Riemann surfaces are algebraic

Solution 1:

A compact Riemann surface $X$ can always be embedded holomorphically into $\mathbb P^3( \mathbb C)$ . This is a highly non-trivial theorem.

Claim: It cannot in general be embedded into $\mathbb P^2( \mathbb C)$.
The simplest argument to support this claim is to recall that a smooth complex curve of degree $d$ in $\mathbb P^2( \mathbb C)$ has genus $g=\frac{(d-1)(d-2)}{2}$.
Since there exist Riemann surfaces of any genus $g\geq 0$ on one hand, and since on the other hand most integers are not of the form $\frac{(d-1)(d-2)}{2}$ , the claim is proved.
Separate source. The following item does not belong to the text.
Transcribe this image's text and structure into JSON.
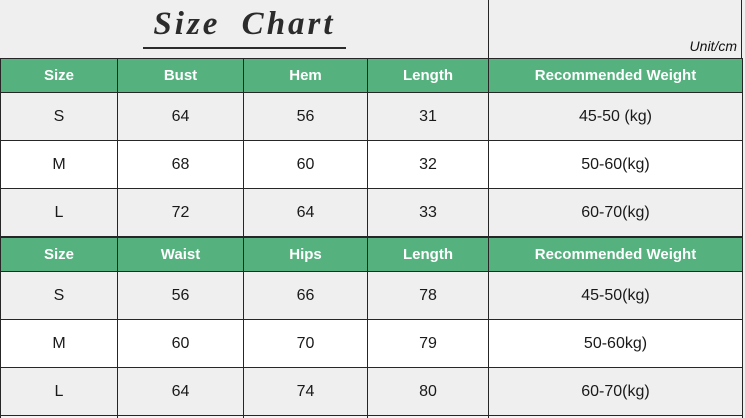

However any Riemann surface can be immersed, but not necessarily injectively, into $\mathbb P^2( \mathbb C)$ by skilfully (or skillfully if you prefer American English) composing an embedding into $\mathbb P^3( \mathbb C)$ with a projection onto a plane, so that the immersed curve will have nodal singularities at worst.

Bibliography
An excellent reference for these questions is Miranda's Algebraic Curves and Riemann Surfaces.
If you want to see the complete proofs of the embedding theorem of compact Riemann surfaces into $\mathbb P^3( \mathbb C)$ (which implies algebraicity of said Riemann surfaces), look at Forster's Lectures on Riemann Surfaces (Springer) or at Narasimhan's Compact Riemann Surfaces (Birkhäuser).
(Caution: the analysis used in these two books is not for the faint-hearted!)

Solution 2:

Compose the map with projections centered at points. To understand that, you can read the book Algebraic Curves and Riemann Surfaces by Rick Miranda, pages 98-102. That is a beautiful book. You will understand this perfectly.